Distributed tracing offers a major upgrade in terms of observability and can work alongside monitoring and logging to produce a comprehensive set of tools which enable enhanced response capability from the DevOps team to any problems that may occur, as well as offering the ability to get ahead of anything that may potentially become a larger problem in the future.
How can Nastel help?
With decades of experience in end-to-end management of messaging middleware and integration infrastructure, Nastel Technologies offers innovative solutions that visualize the paths that are taken by data along with any events and flags that are triggered on its way. Nastel’s transaction tracking offers real-time and accurate tracking of your entire transaction flow.
Problem: The need to see inside every system
The problem that Nastel has set out to solve is that when conducting business in the internet age, whether it is via an enterprise payment system or a mobile application, there is a need to be able to see inside every system involved in the data journey and to understand where the points are where there are problems, backlogs and failures.

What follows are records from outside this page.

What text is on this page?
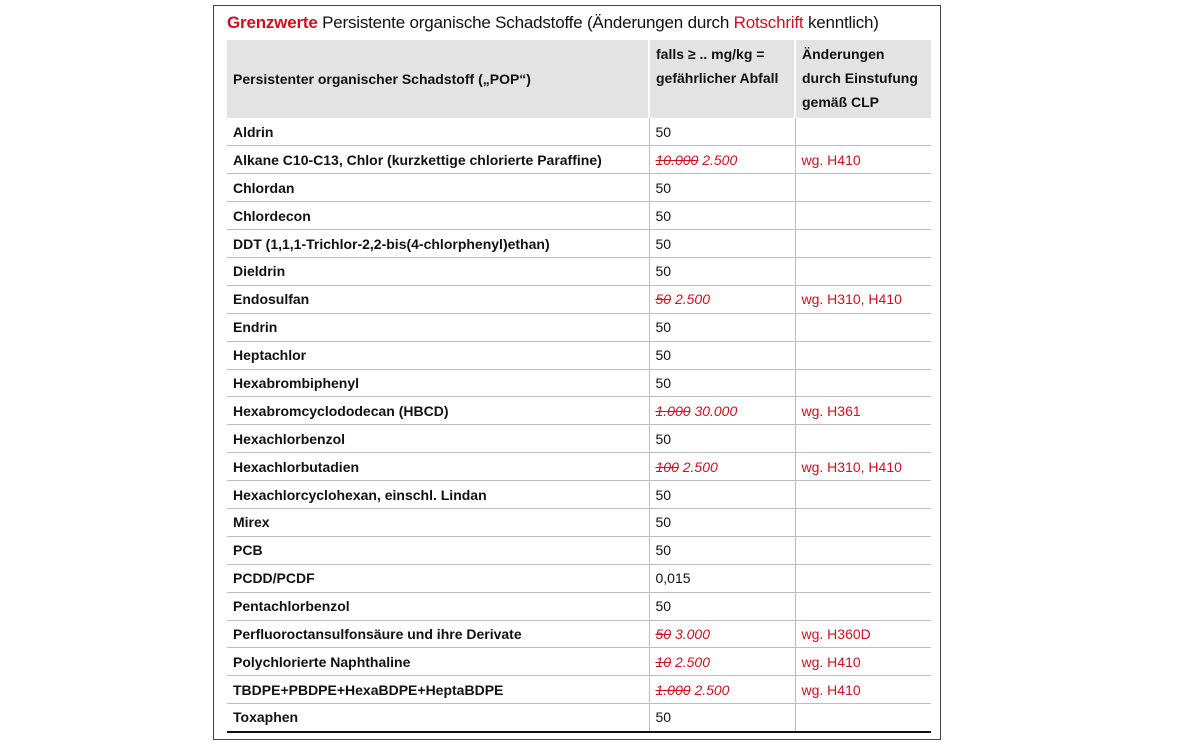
Grenzwerte Persistente organische Schadstoffe (Änderungen durch Rotschrift kenntlich)
Persistenter organischer Schadstoff („POP“)	falls ≥ .. mg/kg = gefährlicher Abfall	Änderungen durch Einstufung gemäß CLP
Aldrin	50	
Alkane C10-C13, Chlor (kurzkettige chlorierte Paraffine)	10.000 2.500	wg. H410
Chlordan	50	
Chlordecon	50	
DDT (1,1,1-Trichlor-2,2-bis(4-chlorphenyl)ethan)	50	
Dieldrin	50	
Endosulfan	50 2.500	wg. H310, H410
Endrin	50	
Heptachlor	50	
Hexabrombiphenyl	50	
Hexabromcyclododecan (HBCD)	1.000 30.000	wg. H361
Hexachlorbenzol	50	
Hexachlorbutadien	100 2.500	wg. H310, H410
Hexachlorcyclohexan, einschl. Lindan	50	
Mirex	50	
PCB	50	
PCDD/PCDF	0,015	
Pentachlorbenzol	50	
Perfluoroctansulfonsäure und ihre Derivate	50 3.000	wg. H360D
Polychlorierte Naphthaline	10 2.500	wg. H410
TBDPE+PBDPE+HexaBDPE+HeptaBDPE	1.000 2.500	wg. H410
Toxaphen	50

Solution: Nastel’s Transaction Tracking
Nastel’s transaction tracking is distributed tracing at its best, not just collecting the data to understand where potential problems lie but providing a full visualization of the data journeys from end-to-end. This makes it a lot easier to identify points of failure and the steps necessary to optimize and streamline the process for the future.
The Nastel system is the most powerful on the market today and is able to link up and visualize all of the data that makes up the transactions that power your business. This real-time end-to-end view of transactions works enterprise-wide, no matter the complexity of the system and the combination and variety of on-site, off-site and cloud-based systems involved.
This allows for real-time and near real-time analysis of any problems, as well as alerting and analysis of historical data and brings machine-learning into play to analyze patterns in system events. The DevOps team is then able to implement simple rules going forward on how certain events should be dealt with in future, based on what has been discovered by the tracking software.
In short, distributed tracing and Nastel XRay, which incorporates this, should be a genuine consideration for any business that is serious about occupying the end-to-end messaging middleware space. The flexibility and observability provided by their transaction tracking system is peerless and positions Nastel at the forefront of their field.